1973 - Flying Teapot
Kolejny świetny album Gongowy. Dwa pierwsze kawałki, zajmujące całą stronę A są znakomite - świetne, mantrowe wokale (szczególnie w utworze tytułowym), długie partie, również instrumentalne (Zero the Hero...), no i pojawia się tu po raz pierwszy Steve Hillage.
1973 - Angel's Egg
Środkowa część trylogii Radio Gnome Invisible. Prawdę mówiąc - chyba najmniej lubiany przeze mnie album.
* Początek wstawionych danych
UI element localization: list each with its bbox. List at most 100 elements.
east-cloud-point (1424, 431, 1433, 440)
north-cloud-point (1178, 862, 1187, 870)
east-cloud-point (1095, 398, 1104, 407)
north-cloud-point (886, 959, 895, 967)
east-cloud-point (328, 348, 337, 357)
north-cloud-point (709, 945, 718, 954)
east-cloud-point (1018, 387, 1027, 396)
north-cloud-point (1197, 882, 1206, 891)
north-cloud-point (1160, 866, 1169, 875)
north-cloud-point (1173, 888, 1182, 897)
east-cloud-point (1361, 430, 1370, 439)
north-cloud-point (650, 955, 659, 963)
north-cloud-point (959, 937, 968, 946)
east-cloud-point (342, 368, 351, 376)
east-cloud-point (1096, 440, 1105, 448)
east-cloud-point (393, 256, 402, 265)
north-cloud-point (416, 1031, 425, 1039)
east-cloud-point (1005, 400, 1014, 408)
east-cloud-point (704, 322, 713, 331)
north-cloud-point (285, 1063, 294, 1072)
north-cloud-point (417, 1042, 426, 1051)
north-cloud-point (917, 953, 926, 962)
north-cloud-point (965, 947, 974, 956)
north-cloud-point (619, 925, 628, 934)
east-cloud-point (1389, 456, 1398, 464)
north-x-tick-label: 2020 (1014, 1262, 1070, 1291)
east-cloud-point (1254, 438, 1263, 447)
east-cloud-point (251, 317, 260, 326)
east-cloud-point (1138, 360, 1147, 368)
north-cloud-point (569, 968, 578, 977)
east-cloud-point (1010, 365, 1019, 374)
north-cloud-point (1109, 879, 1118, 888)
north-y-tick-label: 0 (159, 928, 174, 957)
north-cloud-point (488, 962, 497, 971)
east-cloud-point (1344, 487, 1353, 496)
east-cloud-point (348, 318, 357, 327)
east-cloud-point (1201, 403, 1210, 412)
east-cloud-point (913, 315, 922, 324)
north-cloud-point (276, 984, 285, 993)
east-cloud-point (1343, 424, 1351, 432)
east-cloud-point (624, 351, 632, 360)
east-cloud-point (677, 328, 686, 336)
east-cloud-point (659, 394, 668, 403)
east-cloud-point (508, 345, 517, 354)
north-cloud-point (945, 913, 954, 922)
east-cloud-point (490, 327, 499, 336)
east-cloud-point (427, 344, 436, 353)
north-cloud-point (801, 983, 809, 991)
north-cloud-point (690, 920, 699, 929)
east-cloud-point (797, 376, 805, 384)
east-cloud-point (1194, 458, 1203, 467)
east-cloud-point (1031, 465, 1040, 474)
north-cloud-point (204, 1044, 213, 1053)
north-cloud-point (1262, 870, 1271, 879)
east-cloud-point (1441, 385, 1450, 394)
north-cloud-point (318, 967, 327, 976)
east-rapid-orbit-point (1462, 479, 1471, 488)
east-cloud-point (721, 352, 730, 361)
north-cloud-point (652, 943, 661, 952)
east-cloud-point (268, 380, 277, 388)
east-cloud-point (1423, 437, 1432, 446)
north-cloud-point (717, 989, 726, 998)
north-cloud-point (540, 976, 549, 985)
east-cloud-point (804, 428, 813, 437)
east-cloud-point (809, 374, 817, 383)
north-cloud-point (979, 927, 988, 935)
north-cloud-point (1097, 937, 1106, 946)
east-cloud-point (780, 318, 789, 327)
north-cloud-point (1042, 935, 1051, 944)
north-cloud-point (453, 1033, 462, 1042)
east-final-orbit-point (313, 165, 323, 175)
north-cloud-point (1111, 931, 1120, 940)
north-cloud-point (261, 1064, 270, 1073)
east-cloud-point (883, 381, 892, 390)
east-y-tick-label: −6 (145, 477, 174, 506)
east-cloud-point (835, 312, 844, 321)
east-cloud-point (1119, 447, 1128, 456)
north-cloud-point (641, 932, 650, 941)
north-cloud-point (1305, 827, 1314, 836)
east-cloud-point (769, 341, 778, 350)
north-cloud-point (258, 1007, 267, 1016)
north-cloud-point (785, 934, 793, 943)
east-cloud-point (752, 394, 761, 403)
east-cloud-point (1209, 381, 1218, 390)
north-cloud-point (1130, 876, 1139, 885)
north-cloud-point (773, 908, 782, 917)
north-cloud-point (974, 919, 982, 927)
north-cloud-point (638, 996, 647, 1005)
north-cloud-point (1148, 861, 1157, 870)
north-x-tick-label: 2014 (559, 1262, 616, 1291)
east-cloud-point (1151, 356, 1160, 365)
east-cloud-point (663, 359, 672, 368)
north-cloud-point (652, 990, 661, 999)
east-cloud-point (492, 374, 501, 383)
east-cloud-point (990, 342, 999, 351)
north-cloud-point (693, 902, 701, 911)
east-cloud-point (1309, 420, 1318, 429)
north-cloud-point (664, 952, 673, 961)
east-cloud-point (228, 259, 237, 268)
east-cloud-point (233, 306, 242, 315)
Nie potrafię wymienić tu ani jednego porywającego nagrania... Jakoś mi nie podchodzi... A ten barowy kawałek - bueee...
1974 - You
O tej płycie już pisałem. Najlepszy album Gongu.
1992 - Shapeshifter
Po płycie You Allen odszedł z zespołu i do końca lat 70-tych nagrywał różne rzeczy w różnych składach. Wydał 2 niezłe albumy solowe, kombinował z nowymi muzykami (pod szyldem Planet Gong), nawet nagrał niezły album z Billem Laswellem (New York Gong), ale potem wyjechał do Australii i przycichł na długie lata. Powrócił do Europy w 1989 roku i stworzył kolejny kolektyw pod nazwą Gongmaison (wydali album w tym samym roku). Spotkał się z ciepłym przyjęciem i z zaskoczeniem zauważył, że są chętni na muzykę samego Gongu. Zmienił więc nazwę, dokooptował kilku muzyków i nagrał nowy album pod starym szyldem. Niestety, mocno nieudany. Piosenki są nijakie, bezbarwne, jest ich cała masa, brakuje im tego czegoś co było wcześniej...
2000 - Zero to Infinity
Później Allen nagrywał głównie z innymi muzykami, ale raczej solowe rzeczy. Na szczęście w 2000 roku powrócił do starej nazwy i zarazem do formy. O tym albumie jeszcze napiszę.
2004 - Acid Motherhood
Ta płyta jest sygnowana nazwą Gong, co nie jest fortunne - jest to bardziej projekt Acid Mothers Gong, czyli nagrania Allena z muzykami Acid Mothers Temple, japońskiej psychodelicznej kapeli. Nagrania momentami niezłe, ale album jest kompletnie nie-Gongowy. Dodatkowo - jest to jedyny album Gongu nagrany bez saksofonu! No i ta okropna okładka...
2009 - 2032
O tym albumie jeszcze napiszę.
2014 - I See You
Ostatni album wydany za życia Allena. Znów kompletnie nowy skład (ale ponownie z Gilli Smyth) - ciekawostką jest, że na perkusji gra syn Allena, Orlando. Pozostali muzycy stworzą za to podwaliny pod post-Allenowy Gong (ale z innym perkusistą). Album jak najbardziej Gongowy, ale mi nie podchodzi. Jakiś taki nijaki...
2016 - Rejoice! I'm Dead
Album wydany już po śmierci Allena, choć z jego udziałem w jednym nagraniu. Album całkiem niezły, nie brakuje fajnych riffów, fajnych melodii, długaśnych sekcji instrumentalnych, kosmicznych dźwięków. Ustabilizował się też skład zespołu - wszystkie kolejne albumy nagrali już w takim samym składzie.
2019 - The Universe Also Collapses
O tej płycie już pisałem.
2023 - Unending Ascending
O tej również. Na 2026 zapowiedziano już nowy album, na razie bez tytułu, ale za to mamy już jedno nowe nagranie.